Japan’s 10-year yields fell from a one-week high as concern Europe’s credit crisis will worsen boosted demand for the relative safety of government debt.
Demand for bonds increased after Fitch Ratings on May 28 cut Spain’s credit grade one step to AA+. Bond futures also advanced as a report today showed Japan’s industrial production rose in April less than economists expected.
“I don’t know what will solve Europe’s problems completely because it’s very difficult to regain the full confidence of markets,” said Akihiko Inoue, chief market analyst in Tokyo at Mizuho Investors Securities Co., a unit of Japan’s second- largest bank. “Japan’s bonds continue to be supported.”
The yield on the 1.3 percent bond due March 2020 fell half a basis point to 1.245 percent at 10 a.m. in Tokyo at Japan Bond Trading Co., the nation’s largest interdealer debt broker. The price rose 0.044 yen to 100.480 yen.
The yield touched 1.27 percent on May 28, the highest since May 20. A basis point is 0.01 percentage point.
Ten-year bond futures for June delivery gained 0.05 to 140.50 at the Tokyo Stock Exchange.
Ten-year yields may drop to 1.2 percent by the end of June, according to Mizuho’s Inoue. Should his forecast prove accurate, investors who buy the securities today will make a 0.5 percent return, Bloomberg calculations show.
Spain is struggling to cut the euro region’s third-largest budget deficit as the nation’s economy is forecast to contract for a second year. Standard & Poor’s lowered Spain’s ratings to AA on April 28.
‘Far From Solution’
“The market consensus is that the crisis is far away from a solution,” said Kazuhiko Sano, chief strategist in Tokyo at Citigroup Global Markets Japan Inc. “Bonds should rise.”
Japan’s factory output advanced 1.3 percent in April after rising 1.2 percent in March, the Ministry of Economy, Trade and Industry reported today in Tokyo. Economists in a Bloomberg News survey estimated a 2.5 percent gain.
Bank of Japan Governor Masaaki Shirakawa will speak at the Japan National Press Club at 12:20 p.m. today.
Gains in bonds were limited amid speculation primary dealers, which are required to bid at government sales, will reduce their holdings to prepare for tomorrow’s 10-year auction.
“Investors will be hesitant to test higher prices with the auction due tomorrow unless new factors come up and stocks slide,” said Naomi Hasegawa, a senior debt strategist in Tokyo at Mitsubishi UFJ Morgan Stanley Securities Co., a unit of Japan’s largest lender by assets. “I expect a 1.3 percent coupon to be set for the auction.”
The Nikkei 225 Stock Average was little changed at 9,752.13.

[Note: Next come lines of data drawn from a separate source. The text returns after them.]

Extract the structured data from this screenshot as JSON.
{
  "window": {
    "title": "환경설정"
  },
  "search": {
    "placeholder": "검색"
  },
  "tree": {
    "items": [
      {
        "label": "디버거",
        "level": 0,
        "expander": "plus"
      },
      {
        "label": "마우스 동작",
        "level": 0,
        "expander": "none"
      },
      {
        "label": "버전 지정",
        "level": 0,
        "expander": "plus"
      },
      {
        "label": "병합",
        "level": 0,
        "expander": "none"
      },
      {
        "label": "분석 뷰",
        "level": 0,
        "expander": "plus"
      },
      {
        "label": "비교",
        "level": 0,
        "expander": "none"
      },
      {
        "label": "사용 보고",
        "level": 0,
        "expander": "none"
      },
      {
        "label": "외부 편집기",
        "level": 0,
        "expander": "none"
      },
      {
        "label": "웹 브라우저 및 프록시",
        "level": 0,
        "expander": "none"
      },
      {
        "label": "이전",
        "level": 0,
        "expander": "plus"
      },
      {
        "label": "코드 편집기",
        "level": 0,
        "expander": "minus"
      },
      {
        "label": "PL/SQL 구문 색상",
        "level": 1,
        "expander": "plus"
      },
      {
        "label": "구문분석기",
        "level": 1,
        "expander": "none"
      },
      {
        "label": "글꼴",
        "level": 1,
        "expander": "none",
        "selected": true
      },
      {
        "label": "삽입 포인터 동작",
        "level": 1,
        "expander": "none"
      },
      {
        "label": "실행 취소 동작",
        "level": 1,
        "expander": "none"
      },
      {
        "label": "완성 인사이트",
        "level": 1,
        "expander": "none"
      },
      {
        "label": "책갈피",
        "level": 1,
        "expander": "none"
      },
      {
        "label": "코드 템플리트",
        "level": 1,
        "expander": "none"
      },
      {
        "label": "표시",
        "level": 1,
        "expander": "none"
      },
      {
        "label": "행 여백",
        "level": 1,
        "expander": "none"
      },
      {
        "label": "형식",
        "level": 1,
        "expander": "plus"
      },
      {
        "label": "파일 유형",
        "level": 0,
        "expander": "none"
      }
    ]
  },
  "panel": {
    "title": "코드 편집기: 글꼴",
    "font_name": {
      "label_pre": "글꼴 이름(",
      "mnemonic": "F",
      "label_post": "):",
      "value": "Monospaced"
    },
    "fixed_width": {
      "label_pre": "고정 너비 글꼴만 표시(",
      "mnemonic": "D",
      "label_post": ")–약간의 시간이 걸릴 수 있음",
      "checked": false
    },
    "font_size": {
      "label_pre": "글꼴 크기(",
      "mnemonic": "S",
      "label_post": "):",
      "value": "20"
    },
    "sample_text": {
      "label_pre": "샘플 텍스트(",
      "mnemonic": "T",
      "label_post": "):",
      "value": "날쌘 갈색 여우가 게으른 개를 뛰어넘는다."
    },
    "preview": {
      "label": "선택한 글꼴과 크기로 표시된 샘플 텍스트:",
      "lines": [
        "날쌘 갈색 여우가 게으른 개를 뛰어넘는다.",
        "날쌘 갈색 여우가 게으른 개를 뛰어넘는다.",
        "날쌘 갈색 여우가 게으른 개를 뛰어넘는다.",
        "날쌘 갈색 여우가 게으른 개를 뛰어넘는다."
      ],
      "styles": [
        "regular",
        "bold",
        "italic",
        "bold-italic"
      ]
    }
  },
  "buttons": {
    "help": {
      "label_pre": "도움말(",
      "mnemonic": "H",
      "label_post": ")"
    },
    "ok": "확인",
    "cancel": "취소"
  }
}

The Ministry of Finance will sell 2.2 trillion yen ($24.2 billion) of the securities. Primary dealers often trim their holdings of bonds in case prices decline before they can pass on new securities to investors.
The prior 10-year sale on May 11 drew bids worth 3.52 times the amount on offer, compared with a so-called bid-to-cover ratio of 2.52 at the April sale.